I laughed for a really long time.

Friday, April 06, 2007

Neu Kontrakt


Many important things this week: I saw 300, I saw Grindhouse, I signed the contract for our North American Home video deal for Millennium Crisis.

For some reason, lawyers seem to use the shorthand "K" to refer to contracts. I guess they're bad spellers. In any case, we signed with Pop Cinema.

Now we're on the same label as Dinosaur Girls on Bikini Planet! Or no, that's not it...

This is our second sale with Millennium Crisis. Hopefully we'll get lots more! Halcyon is taking the movie to the Cannes Film Market in May...

Saturday, February 24, 2007

Three Major Markets


So, look. This hedgehog says to spend the money and get Ted Chalmer's Movieplan.

There are three major markets each year. The AFM in Santa Monica in the Fall, the Cannes Film Market (during the Cannes Film Festival), and MIFED in Milan (typically earlier in the Fall than the AFM, I believe).

Boy do I wish I were making this movie. But the fact is, Chance would do a better job with it than me. At least, that's what the hedgehog tells me.

Here are the distribution windows. I keep getting confused about the order, so I've written them down (as per Ted Chalmers):
Theatrical
Airline/Hotel
Home Video
Pay Per View (I'd always thought this went before home video)
Pay TV
Free TV/Basic Cable.

Thursday, February 15, 2007

Theatrical Distribution (numbers)


OK, so if your brain is much bigger than mine, read this fellow's blog:

http://kronemyer.blogspot.com/

I can't understand 3/4 of what he writes about, but in this post he does some numbers regarding theatrical distribution on a feature film:

From (http://kronemyer.blogspot.com/2007/02/worst-reviewed-movie-ever.html)

"...the movie grossed $13,122,865 on its opening weekend, and to date has grossed $26,387,390 (per the on-line site, boxofficemojo.com). While not stellar, this isn’t all that bad, either. It opened in 2,526 theaters, which is way too many; the cost of the ad campaign surely was high. [Interestingly, none of the second-week ads quote any of the reviews, as newspaper ads for movies are wont to do!]

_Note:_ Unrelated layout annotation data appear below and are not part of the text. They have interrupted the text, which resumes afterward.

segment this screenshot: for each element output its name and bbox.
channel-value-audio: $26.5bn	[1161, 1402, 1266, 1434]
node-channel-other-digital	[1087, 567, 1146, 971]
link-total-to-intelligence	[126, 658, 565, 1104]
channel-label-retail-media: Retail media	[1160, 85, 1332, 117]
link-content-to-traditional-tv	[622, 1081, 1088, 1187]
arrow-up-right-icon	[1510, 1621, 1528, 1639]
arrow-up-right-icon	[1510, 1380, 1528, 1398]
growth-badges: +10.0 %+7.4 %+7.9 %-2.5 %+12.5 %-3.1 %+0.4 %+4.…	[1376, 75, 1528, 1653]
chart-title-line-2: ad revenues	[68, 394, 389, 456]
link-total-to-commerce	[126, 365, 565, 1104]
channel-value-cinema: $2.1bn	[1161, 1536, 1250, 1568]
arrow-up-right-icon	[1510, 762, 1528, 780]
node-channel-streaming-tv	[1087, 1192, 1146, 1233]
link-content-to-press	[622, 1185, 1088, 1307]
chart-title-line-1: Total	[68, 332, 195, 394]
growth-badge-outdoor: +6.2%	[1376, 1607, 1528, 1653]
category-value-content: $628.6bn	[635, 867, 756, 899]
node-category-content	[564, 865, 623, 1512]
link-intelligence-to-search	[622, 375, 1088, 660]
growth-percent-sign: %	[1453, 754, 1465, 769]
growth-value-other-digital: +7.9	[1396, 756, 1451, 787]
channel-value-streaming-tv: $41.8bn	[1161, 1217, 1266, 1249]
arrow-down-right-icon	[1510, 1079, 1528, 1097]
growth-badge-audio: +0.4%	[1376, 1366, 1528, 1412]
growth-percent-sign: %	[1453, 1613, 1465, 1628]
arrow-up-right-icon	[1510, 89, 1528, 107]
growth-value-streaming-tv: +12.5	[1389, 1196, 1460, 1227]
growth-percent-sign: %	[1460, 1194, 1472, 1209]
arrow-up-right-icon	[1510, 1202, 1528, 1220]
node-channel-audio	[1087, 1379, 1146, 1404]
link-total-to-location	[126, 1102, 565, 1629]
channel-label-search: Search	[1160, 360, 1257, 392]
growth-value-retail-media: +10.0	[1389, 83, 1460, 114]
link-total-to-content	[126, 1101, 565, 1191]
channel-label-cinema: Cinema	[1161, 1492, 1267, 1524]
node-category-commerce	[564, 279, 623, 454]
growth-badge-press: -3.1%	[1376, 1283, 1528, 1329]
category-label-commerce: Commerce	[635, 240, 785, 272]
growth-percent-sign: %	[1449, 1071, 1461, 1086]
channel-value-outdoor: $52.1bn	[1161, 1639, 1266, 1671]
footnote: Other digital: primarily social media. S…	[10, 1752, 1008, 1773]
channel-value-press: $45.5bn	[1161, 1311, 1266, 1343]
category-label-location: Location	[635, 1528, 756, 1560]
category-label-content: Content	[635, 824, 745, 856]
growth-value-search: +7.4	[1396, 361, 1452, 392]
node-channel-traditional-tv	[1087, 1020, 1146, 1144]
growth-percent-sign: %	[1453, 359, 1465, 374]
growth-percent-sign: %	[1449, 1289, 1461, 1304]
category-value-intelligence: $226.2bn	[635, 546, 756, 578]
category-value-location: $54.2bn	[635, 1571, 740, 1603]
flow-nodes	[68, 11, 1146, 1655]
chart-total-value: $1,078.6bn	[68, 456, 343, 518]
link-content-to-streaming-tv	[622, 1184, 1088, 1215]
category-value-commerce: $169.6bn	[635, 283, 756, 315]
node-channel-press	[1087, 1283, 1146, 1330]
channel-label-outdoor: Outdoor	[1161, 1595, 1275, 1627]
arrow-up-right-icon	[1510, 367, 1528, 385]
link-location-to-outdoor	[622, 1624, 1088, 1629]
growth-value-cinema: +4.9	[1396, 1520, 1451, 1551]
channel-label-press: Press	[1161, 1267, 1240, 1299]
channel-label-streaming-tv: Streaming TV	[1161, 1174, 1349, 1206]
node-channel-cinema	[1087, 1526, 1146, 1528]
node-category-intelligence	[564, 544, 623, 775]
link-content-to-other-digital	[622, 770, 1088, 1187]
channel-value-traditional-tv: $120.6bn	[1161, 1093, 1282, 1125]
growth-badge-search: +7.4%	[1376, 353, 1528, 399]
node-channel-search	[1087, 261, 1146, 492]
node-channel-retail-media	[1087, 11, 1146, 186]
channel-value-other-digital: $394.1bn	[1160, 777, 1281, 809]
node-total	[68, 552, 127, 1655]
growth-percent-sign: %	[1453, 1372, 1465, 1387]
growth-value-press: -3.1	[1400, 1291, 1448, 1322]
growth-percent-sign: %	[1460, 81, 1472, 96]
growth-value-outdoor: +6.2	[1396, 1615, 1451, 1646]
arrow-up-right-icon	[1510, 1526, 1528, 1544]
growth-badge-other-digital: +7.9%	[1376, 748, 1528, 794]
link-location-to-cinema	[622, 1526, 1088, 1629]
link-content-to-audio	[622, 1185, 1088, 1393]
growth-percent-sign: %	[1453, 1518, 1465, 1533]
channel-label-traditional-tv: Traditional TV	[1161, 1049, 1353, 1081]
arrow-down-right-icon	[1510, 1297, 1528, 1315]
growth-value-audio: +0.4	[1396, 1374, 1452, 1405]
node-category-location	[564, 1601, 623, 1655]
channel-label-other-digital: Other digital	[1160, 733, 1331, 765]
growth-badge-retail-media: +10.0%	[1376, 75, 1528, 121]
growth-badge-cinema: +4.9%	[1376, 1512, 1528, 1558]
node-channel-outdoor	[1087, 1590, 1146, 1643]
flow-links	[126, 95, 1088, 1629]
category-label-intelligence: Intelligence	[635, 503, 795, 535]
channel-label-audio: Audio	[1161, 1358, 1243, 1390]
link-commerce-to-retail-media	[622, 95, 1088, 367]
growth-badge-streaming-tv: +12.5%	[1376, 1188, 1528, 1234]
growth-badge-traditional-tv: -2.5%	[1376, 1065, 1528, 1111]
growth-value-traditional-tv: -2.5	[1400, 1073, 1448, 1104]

If the negative cost was around $25 million, and P&A was around $10 million, then it still has a ways to go, in order to recoup. Keep in mind the exhibitors typically retain around 50% of gross, and Universal’s distribution fee probably is around 15%, which means total domestic remittances are more like $11.2 million. Foreign will be poor, as romantic comedies typically are culturally-specific; they don’t “travel well,” to use the jargon of the industry. There will be some domestic video activity, HBO probably will kick in around $500K for a pay cable window, and there will be modest revenue from other TV sources (pay-per-view, basic cable, free TV, syndication). But that’s it."